Linear Functional Testing with General Loadings in Sparse Regression: Separation Rates and Computational Barriers

We study the problem of testing $H_0: ξ^\topβ=t_0$ in high-dimensional sparse linear regression with Gaussian random design and unknown design covariance. The loading vector $ξ$ is arbitrary, and the exact sparsity level $k$ is unknown but bounded by a known value $k_u$. Tests are required to control Type I error uniformly over the $k_u$-sparse null, while power is evaluated against $k$-sparse alternatives. We construct a computationally efficient mixed test that gives an upper bound on the adaptive separation distance and establish an information-theoretic lower bound calibrated to the magnitude profile of $ξ$. In the ultra-sparse regime $k_u\lesssim \sqrt n/\log p$, these bounds characterize the adaptive separation rate up to logarithmic factors for arbitrary $ξ$. In the moderately sparse regime $\sqrt n/\log p\ll k_u\lesssim n/\log p$, these bounds match for several classes of loading vectors but may differ in general. In this regime, we further prove a low-degree lower bound that matches the upper bound up to logarithmic factors. This provides evidence that improving on the rate of the mixed test, if statistically possible, may be computationally hard. For flat sparse loadings, we complement this evidence with a polynomial-time reduction from sparse CCA. Finally, we examine how information about the design covariance affects the adaptive separation rate in two settings. Under a sparse signed-spiked covariance model, the information-theoretic lower bound is attainable up to logarithmic factors by a computationally inefficient procedure, while the low-degree lower bound and sparse-CCA reduction continue to apply, providing evidence for a statistical-computational gap. When the design covariance is known and diagonal, the adaptive separation rate takes the same form as in the ultra-sparse regime.

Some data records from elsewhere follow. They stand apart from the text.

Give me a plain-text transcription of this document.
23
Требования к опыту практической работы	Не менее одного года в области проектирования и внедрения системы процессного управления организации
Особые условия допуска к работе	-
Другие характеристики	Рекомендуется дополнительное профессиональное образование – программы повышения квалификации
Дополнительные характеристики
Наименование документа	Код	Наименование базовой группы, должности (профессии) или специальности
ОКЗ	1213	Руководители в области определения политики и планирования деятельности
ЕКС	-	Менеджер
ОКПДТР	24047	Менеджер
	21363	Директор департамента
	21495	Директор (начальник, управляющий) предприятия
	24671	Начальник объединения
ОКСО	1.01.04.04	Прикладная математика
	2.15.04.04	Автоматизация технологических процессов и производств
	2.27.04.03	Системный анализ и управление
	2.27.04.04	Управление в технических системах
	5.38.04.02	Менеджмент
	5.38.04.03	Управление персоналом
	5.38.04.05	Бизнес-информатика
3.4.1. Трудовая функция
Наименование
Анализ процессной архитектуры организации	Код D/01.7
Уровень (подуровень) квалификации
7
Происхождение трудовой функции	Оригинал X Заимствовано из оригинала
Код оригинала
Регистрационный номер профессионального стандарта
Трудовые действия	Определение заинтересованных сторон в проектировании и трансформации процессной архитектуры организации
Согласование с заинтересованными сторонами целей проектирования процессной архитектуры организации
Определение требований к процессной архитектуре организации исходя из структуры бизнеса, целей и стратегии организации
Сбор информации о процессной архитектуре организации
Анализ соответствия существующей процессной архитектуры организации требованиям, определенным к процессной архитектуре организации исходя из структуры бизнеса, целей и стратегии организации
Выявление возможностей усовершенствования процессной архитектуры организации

翻译：我们研究在高维稀疏线性回归中，针对高斯随机设计和未知设计协方差，检验假设 $H_0: ξ^\topβ=t_0$ 的问题。载荷向量 $ξ$ 是任意的，精确稀疏度 $k$ 未知但受限于已知的上界 $k_u$。检验需在对 $k_u$-稀疏原假设一致控制第一类错误，同时在 $k$-稀疏备择假设下评估检验功效。我们构建了一个计算高效的混合检验，给出了自适应分离距离的上界，并建立了基于 $ξ$ 幅度分布的信息论下界。在超稀疏区域 ($k_u\lesssim \sqrt n/\log p$)，这些界限刻画了任意 $ξ$ 的对数因子下的自适应分离率。在中等稀疏区域 ($\sqrt n/\log p\ll k_u\lesssim n/\log p$)，这些界限对若干类载荷向量匹配，但一般情形可能存在差异。在该区域内，我们进一步证明了低次多项式下界，该下界与上界在忽略对数因子情况下匹配。这表明即使统计上可能改进混合检验的分离率，也可能存在计算困难。针对平坦稀疏载荷，我们通过稀疏CCA的多项式时间归约补充了这一证据。最后，我们考察了设计协方差信息在两种设定下对自适应分离率的影响。在稀疏符号尖峰协方差模型下，信息论下界可通过一种计算低效的算法达到（忽略对数因子），而低次多项式下界与稀疏CCA归约仍然适用，为统计-计算鸿沟提供了证据。当设计协方差已知且为对角矩阵时，自适应分离率的形式与超稀疏区域相同。